Re: [RFC PATCH 00/13] x86 User Interrupts support
From: Stefan Hajnoczi
Date: Thu Sep 30 2021 - 12:30:39 EST
On Tue, Sep 28, 2021 at 09:31:34PM -0700, Andy Lutomirski wrote:
> On Mon, Sep 13, 2021, at 1:01 PM, Sohil Mehta wrote:
> > User Interrupts Introduction
> > ============================
> >
> > User Interrupts (Uintr) is a hardware technology that enables delivering
> > interrupts directly to user space.
> >
> > Today, virtually all communication across privilege boundaries happens by going
> > through the kernel. These include signals, pipes, remote procedure calls and
> > hardware interrupt based notifications. User interrupts provide the foundation
> > for more efficient (low latency and low CPU utilization) versions of these
> > common operations by avoiding transitions through the kernel.
> >
>
> ...
>
> I spent some time reviewing the docs (ISE) and contemplating how this all fits together, and I have a high level question:
>
> Can someone give an example of a realistic workload that would benefit from SENDUIPI and precisely how it would use SENDUIPI? Or an example of a realistic workload that would benefit from hypothetical device-initiated user interrupts and how it would use them?
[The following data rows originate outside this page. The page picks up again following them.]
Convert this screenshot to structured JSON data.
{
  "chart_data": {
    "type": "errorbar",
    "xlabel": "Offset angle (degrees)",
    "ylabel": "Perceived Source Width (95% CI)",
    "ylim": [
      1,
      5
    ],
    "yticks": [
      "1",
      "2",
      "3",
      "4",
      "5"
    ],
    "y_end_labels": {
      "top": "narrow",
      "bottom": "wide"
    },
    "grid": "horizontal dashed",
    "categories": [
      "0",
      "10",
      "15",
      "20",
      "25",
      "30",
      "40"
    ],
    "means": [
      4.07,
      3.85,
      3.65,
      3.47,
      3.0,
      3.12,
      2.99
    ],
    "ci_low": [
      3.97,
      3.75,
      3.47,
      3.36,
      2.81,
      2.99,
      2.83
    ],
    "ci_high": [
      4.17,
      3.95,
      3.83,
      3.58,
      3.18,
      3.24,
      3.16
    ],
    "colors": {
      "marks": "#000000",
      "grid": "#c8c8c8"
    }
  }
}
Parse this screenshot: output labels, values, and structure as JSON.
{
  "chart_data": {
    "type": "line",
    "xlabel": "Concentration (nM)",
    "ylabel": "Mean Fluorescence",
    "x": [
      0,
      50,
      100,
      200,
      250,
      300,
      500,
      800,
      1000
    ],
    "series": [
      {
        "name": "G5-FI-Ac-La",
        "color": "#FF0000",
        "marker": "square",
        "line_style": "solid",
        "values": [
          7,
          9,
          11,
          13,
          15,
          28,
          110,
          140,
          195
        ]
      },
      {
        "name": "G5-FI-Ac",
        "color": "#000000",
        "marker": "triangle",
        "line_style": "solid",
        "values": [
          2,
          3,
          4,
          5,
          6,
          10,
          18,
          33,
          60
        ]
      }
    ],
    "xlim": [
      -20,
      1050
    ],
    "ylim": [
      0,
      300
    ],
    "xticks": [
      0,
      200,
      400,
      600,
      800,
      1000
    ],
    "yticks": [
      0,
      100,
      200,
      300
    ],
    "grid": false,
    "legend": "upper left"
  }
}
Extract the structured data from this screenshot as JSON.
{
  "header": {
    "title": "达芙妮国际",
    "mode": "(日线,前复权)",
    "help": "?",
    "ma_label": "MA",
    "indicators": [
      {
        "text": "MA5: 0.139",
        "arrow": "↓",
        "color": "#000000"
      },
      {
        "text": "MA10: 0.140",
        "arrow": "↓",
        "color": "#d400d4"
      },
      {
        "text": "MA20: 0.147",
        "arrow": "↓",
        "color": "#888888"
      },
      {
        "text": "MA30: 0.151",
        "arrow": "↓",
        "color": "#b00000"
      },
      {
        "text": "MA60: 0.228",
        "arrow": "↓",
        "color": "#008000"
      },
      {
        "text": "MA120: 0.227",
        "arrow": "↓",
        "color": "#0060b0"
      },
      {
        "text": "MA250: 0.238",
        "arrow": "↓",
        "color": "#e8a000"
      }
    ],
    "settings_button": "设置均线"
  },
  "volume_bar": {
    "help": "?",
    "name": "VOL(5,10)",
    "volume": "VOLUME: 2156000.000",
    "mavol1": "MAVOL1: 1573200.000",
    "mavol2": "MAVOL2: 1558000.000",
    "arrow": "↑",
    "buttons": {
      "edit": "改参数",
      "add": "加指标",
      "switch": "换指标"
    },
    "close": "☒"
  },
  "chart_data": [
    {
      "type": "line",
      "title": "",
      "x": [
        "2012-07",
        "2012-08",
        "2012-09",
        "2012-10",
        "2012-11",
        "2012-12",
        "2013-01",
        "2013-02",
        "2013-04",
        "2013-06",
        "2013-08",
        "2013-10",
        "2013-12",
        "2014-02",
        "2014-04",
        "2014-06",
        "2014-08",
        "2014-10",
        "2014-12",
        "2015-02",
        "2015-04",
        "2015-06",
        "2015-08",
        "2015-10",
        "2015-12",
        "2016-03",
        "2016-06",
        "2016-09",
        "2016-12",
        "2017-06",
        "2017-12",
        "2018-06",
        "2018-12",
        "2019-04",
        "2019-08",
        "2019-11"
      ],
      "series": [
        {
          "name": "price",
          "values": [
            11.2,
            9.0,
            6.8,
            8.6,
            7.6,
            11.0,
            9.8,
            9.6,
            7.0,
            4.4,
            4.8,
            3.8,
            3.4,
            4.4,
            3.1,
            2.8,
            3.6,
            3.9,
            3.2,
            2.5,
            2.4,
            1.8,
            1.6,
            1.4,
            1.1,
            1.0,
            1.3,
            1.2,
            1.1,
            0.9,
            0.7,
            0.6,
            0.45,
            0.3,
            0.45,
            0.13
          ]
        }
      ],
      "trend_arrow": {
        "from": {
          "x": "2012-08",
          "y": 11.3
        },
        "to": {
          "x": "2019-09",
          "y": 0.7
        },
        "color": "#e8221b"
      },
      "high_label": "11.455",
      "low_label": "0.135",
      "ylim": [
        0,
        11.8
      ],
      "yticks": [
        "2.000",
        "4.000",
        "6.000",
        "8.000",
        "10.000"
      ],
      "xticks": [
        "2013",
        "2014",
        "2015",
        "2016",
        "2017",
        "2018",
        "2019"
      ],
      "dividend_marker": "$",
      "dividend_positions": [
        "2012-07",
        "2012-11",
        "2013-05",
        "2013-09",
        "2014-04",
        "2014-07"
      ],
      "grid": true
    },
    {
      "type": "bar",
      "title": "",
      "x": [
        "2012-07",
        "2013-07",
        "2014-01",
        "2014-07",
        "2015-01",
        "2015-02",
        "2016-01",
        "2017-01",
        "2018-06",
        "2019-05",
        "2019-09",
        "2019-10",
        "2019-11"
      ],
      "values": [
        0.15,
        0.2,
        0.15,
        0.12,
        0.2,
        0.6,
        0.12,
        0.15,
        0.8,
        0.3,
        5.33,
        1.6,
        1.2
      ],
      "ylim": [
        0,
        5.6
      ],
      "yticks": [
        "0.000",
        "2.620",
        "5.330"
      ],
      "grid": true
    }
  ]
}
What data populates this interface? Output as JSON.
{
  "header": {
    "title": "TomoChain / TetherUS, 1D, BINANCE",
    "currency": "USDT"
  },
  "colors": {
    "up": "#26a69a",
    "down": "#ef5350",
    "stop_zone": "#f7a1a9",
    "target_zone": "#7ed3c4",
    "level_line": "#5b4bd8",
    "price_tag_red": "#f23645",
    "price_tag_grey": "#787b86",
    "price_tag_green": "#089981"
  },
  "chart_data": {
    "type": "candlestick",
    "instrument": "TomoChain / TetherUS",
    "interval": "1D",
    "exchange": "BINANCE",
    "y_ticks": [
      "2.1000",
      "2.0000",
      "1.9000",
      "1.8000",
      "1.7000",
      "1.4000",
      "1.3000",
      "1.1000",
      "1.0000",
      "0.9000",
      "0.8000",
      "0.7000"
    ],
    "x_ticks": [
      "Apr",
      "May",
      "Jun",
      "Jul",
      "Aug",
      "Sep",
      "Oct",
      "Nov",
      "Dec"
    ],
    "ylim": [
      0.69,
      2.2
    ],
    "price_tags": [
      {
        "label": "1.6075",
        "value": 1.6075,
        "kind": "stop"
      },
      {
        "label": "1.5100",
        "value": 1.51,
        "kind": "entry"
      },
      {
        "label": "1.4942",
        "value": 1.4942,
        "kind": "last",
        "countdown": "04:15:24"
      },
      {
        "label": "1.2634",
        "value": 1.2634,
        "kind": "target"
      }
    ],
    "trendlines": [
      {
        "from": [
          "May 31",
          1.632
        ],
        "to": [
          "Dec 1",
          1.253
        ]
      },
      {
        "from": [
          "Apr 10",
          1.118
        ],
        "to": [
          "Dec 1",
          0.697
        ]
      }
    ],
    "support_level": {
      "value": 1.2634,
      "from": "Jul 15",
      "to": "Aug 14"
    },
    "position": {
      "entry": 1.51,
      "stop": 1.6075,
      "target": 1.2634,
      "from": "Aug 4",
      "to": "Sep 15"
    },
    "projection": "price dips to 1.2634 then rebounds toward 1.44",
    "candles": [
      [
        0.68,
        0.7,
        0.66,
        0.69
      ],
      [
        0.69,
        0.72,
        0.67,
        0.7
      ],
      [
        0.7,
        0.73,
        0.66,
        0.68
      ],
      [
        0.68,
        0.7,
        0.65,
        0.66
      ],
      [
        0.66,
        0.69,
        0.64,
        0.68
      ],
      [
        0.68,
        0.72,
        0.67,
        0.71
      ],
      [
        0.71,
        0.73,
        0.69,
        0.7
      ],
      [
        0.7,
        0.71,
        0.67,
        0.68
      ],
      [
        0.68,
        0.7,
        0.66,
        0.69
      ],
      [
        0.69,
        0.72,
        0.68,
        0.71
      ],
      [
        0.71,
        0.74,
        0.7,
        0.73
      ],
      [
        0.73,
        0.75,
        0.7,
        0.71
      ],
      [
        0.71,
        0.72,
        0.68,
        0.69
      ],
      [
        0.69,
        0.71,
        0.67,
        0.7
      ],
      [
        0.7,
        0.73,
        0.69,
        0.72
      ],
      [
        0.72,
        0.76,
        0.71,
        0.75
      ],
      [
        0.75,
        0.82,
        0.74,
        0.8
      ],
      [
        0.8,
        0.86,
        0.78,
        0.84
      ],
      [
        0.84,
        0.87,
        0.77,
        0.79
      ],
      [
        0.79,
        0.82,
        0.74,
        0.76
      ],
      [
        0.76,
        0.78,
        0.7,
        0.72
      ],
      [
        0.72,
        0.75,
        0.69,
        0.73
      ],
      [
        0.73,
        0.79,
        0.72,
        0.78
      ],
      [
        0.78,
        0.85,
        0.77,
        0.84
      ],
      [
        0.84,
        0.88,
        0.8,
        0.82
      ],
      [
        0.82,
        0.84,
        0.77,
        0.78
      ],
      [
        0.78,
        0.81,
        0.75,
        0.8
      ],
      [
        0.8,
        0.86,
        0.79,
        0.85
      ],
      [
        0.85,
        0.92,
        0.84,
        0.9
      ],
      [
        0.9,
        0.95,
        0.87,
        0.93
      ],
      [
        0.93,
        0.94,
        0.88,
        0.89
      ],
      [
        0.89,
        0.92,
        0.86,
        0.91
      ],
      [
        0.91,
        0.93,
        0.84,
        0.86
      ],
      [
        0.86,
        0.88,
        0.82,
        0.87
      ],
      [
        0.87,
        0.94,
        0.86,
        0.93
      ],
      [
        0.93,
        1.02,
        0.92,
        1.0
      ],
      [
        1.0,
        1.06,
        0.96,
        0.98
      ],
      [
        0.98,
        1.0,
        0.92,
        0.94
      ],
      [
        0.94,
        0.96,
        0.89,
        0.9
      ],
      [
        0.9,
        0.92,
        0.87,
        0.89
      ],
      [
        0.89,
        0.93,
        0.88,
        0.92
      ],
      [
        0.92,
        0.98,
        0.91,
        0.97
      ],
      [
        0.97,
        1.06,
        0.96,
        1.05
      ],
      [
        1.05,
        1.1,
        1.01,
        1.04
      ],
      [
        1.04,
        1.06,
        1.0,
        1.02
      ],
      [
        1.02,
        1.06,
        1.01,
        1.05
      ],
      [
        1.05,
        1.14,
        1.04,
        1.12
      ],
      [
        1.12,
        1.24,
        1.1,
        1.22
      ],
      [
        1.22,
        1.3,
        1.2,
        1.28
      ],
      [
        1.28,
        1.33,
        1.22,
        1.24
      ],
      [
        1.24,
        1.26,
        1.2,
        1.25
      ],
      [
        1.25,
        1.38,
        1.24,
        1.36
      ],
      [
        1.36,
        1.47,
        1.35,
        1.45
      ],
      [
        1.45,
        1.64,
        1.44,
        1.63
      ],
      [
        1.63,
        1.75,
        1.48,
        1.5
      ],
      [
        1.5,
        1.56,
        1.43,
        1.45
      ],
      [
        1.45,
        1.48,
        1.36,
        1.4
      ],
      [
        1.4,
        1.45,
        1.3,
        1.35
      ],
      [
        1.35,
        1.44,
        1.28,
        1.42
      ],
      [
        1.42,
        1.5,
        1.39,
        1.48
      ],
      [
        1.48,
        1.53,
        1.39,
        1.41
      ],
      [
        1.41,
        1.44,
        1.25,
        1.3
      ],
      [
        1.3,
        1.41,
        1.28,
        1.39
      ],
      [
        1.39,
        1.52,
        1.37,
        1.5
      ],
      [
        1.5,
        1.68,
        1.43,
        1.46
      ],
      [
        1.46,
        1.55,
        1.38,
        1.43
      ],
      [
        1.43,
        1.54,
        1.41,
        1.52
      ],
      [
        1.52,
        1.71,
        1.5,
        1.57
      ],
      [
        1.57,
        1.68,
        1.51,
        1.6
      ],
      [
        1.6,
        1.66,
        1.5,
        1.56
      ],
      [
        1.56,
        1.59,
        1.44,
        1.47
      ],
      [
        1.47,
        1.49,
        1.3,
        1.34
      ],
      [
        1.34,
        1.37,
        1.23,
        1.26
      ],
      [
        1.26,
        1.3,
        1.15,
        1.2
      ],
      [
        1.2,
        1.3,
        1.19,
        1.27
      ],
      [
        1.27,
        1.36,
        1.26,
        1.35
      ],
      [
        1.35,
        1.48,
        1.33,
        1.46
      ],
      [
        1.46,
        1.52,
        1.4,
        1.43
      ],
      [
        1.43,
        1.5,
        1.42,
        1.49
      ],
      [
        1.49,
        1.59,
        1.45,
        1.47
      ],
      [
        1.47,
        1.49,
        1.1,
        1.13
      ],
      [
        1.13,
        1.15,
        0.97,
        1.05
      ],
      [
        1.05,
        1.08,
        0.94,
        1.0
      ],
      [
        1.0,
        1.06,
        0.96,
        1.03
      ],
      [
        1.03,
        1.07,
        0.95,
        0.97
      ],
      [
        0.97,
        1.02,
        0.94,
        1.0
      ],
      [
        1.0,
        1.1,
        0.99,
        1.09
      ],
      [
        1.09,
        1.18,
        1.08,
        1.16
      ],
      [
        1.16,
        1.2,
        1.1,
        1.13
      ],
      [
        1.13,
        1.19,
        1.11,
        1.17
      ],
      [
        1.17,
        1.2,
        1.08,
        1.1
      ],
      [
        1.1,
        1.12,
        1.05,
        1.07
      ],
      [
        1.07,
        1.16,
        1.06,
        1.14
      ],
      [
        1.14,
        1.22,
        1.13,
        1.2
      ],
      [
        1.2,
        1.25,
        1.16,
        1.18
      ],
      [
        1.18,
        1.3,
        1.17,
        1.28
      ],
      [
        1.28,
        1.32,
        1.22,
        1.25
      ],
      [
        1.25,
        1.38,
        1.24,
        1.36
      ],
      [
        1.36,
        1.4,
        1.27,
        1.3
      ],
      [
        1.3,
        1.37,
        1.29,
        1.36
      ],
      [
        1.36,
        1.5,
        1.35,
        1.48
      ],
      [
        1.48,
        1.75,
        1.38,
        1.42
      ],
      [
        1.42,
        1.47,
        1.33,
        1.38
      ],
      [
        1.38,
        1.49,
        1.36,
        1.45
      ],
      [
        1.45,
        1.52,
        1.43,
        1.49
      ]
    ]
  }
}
I'm having trouble imagining something that wouldn't work as well or better by simply polling, at least on DMA-coherent architectures like x86.
I was wondering the same thing. One thing came to mind:
An application that wants to be *interrupted* from what it's doing
rather than waiting until the next polling point. For example,
applications that are CPU-intensive and have green threads. I can't name
a real application like this though :P.